Comments on De la beauté et symétrie de la configuration de Desargues

Les dégénérescences, comme potentialités aristotéliciennes, sont hélas parfois véritablement incarnées…

Mon antique mémoire m'indique qu'un de mes professeurs de Maths appelait "triangle véritable" un "vrai" triangle (trois points non tous sur une même droite).
Après, je ne sais pas à quel point cette terminologie est un standard (ou répandue).
Un cercle véritable (i.e. de rayon strictement positif) n'est, dans ce même tonneau, pas une conique véritable (cf. un cas "à la limite" de l'excentricité).
"May the right side of the Force be with you !"

I would like to mention the book Reiman István: “A geometria és határterületei” (1986), Gondolat, Budapest. I was fortunate enough that this book was available to me when I was a young student, so it was what first introduced me to many of the concepts mentioned here. Chapter 17 even explains how if you have a projective plane with the Pappus theorem you can introduce coordinates from a skew-field, and with the Desargues theorem the coordinates come from a (commutatitve) field, though it omits some of the proofs. If you were to want to acquire this book, you're more likely to find the updated edition with the same title, published (1999) Szalai, Kisújszállás, though I am not familiar with that edition.

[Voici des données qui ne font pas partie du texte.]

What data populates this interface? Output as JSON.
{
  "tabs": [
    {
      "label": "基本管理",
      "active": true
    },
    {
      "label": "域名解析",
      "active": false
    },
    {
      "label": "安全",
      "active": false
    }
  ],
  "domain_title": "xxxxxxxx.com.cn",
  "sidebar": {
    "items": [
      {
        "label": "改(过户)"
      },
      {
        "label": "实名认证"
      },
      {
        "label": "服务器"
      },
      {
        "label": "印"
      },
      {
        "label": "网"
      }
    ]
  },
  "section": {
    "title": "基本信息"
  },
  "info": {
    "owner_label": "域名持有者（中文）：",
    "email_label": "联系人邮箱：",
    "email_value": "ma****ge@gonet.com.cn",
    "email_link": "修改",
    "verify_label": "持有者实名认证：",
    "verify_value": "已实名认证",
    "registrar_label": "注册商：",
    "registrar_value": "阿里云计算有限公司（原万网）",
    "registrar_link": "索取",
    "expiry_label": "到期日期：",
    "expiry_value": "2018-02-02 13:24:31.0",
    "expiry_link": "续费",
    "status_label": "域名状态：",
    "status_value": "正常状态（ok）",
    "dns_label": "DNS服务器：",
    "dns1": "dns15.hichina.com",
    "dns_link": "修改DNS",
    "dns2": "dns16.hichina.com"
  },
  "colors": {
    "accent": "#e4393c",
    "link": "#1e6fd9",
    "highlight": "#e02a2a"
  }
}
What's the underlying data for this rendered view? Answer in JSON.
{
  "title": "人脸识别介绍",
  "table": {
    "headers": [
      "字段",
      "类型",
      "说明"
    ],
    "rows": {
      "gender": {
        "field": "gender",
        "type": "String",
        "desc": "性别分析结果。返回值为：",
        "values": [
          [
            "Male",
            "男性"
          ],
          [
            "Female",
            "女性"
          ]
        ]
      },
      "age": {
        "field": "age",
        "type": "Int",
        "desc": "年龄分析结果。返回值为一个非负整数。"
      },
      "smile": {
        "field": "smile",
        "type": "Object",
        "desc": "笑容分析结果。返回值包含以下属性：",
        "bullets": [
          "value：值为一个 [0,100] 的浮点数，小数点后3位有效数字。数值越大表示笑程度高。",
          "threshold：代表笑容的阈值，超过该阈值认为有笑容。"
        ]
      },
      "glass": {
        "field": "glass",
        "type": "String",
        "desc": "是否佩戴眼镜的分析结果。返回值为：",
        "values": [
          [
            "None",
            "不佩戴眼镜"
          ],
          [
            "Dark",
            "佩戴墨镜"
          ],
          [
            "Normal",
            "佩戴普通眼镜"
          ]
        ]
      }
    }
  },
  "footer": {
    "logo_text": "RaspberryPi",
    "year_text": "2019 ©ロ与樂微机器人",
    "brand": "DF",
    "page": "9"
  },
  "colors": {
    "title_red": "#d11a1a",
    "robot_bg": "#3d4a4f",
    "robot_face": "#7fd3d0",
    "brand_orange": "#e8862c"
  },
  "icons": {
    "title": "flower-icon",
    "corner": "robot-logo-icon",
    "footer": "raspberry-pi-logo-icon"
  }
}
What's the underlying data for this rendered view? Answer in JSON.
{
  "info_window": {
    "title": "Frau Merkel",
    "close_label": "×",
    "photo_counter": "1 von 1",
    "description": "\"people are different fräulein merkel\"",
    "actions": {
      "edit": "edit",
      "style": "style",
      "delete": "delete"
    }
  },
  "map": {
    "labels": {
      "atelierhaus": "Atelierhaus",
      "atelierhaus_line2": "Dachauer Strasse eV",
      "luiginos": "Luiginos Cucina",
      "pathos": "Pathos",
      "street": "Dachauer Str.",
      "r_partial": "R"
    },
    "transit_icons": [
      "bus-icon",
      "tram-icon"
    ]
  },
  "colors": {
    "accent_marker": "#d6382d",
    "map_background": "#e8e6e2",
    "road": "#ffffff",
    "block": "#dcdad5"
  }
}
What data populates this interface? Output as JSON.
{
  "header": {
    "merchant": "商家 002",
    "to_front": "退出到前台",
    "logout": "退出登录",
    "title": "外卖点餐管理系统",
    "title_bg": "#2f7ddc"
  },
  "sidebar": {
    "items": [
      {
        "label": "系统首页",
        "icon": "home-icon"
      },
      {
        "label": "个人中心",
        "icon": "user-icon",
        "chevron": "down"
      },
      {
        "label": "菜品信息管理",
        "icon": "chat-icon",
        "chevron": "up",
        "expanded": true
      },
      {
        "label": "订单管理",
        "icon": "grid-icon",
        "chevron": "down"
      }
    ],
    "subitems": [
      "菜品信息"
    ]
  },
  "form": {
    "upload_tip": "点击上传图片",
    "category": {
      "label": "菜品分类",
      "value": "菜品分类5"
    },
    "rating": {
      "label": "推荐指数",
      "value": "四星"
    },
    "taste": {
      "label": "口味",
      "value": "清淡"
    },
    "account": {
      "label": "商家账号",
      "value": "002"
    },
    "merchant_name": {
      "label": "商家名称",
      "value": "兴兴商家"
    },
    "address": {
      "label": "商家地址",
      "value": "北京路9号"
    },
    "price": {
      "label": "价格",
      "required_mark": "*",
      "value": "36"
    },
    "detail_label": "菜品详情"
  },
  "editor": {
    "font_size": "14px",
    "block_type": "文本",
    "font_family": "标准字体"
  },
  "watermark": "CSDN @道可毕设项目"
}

A few years later around 2000, I met the author professor Reiman István, when he was holding a practical course intended to prepare high school students to the mathematics olympiad. Every Friday afternoon, a dozen gifted students who studied outside of Budapest took the train for this course (though in later years professor Reiman was leading the course only on alternating weeks). I lived in Budapest so luckily I didn't have to travel – I probably wouldn't have been able to attend the course otherwise. As you may know, a lot of the olympiad style problems practiced there involve Euclidean geometry, but as projective geometry isn't among the required knowledge, that almost never came up. Professor Reiman was otherwise working in ELTE, and passed away in 2012.

I'll also mention another book. H. S. M. Coxeter, “A geometriák alapjai” (1973), Műszaki kvk., Budapest, translated by Sztrókay Katalin, original “Introduction to geometry”, John Wiley & Sons, Inc. Chapter 13 explains a set of axioms for the affine plane, and uses as axiom the special case of the Desargues theorem with the ideal line as the axis of perspectivity. 13.8 mentions that the axiom becomes redundant if you use similar axioms for the affine space. However, since the book doesn't expand on that remark with even a sketch proof, I hadn't been aware before of the nice symmetric arrangement of five planes before this blog post. I also have not realized before your blog post that this implied that octonionic projective planes and quaternionic projective spaces exist, but octonionic projective spaces don't, even though you explicitly say so in <URL: http://www.madore.org/~david/weblog/d.2016-11-20.2408.plan-projectif.html#d.2016-11-20.2408.autres-espaces.plan-quaternionique >.

> il faut comprendre (t:x:y) comme le point de coordonnées usuelles (= affines) (x/t, y/t)

I am surprised by your particular choice of embedding the Euclidean plane into the projective plane here. The usual convention is that the projective point (x: y: t) corresponds to the Euclidean point (x/t, y/t). That is the convention that the Richter-Gerbert book uses, just like many other books, and also the convention used by software libraries that I used. You have also been using the latter convention in <URL: http://www.madore.org/~david/weblog/d.2016-11-20.2408.plan-projectif.html#d.2016-11-20.2408.autres-espaces.dimensions-superieures >. Obviously the difference is irrelevant for this blog entry, where you are proving pure projective theorems.

Super entrée :)

dans le paragraphe … espace…:
"Le fait que les deux droites B₁C₁ et B₂C₂ se rencontrent (en U) montre qu'elles sont situées dans un même plan (disons Σu), donc B₁B₂ et C₁C₂ sont dans ce plan, donc se rencontrent : c'est le même raisonnement que ci-dessus : appelons Ou ce point de rencontre. De même, C₁C₂ et A₁A₂ se rencontrent, disons en Ov, et B₁B₂ et C₁C₂ se rencontrent, disons en Ow."
-> A la fin remplacer "B₁B₂ et C₁C₂" par "A₁A₂ et B₁B₂"!?
Sinon, merci pour cette entrée très claire!